Forster, who has also appeared in Thriller Live, said: “I have done quite a lot of theatre. I did not go into this competition [Superstar] as an amateur, I went in as a professional. But musical theatre is becoming more commercial and is a different thing than it was ten years ago. So I think to stay in the game, to stay fresh and on top of your career, a move like this could work.”
He added: “It was a really big risk, and it is hard putting yourself in that situation as a professional person. But I am really glad I took it and it paid off. In a difficult world we all need to raise our games and our profiles in any way we can.”
However, Forster admitted that appearing on the ITV series had been “a full on experience” and added he had never felt pressure like it before.
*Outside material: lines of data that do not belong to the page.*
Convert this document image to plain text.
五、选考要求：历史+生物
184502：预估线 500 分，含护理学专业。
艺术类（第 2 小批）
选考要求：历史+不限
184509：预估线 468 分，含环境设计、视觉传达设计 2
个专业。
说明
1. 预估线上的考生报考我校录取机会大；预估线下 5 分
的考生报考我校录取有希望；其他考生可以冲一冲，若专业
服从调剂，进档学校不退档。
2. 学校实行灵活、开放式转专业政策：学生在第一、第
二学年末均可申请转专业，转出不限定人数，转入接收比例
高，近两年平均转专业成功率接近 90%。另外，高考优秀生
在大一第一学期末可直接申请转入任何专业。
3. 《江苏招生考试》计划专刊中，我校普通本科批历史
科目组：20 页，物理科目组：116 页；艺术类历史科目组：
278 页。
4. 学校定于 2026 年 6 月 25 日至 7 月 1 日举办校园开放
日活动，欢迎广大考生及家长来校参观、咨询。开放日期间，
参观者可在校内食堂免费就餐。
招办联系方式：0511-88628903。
After winning the series, the performer will appear as Jesus in a new touring production of Andrew Lloyd Webber’s Jesus Christ Superstar, which will tour arenas around the UK and Ireland from September.
He will join Melanie C as Mary, Tim Minchin as Judas and Chris Moyles as Herod.
Speaking to The Stage, Forster defended his co-stars from people who have criticised the casting of the musical, and said Mel C “has a passion for this show” and has “perfected her craft” over the last ten years.
Forster added that Minchin “really wanted” to play Judas, and said: “I share that passion for this role and the show. You have three leading people, and I am sure Chris feels the same too, who want this production to be brilliant.”
The actor also defended Superstar from critics who have questioned its place in the musical theatre landscape.
Prior to last night’s final, Gavin and Stacey star Joanna Page hit out at the quality of the contestants on the series, and labeled the show “insulting” to professional performers.
But Forster said: “I think in any industry there are people who will criticise one thing and like another. But I am the kind of person who thinks that anything that can promote anyone trying to do something positive is a good thing. We are living in a world full of negative crap, and sometimes, through entertainment, we can make people happy.”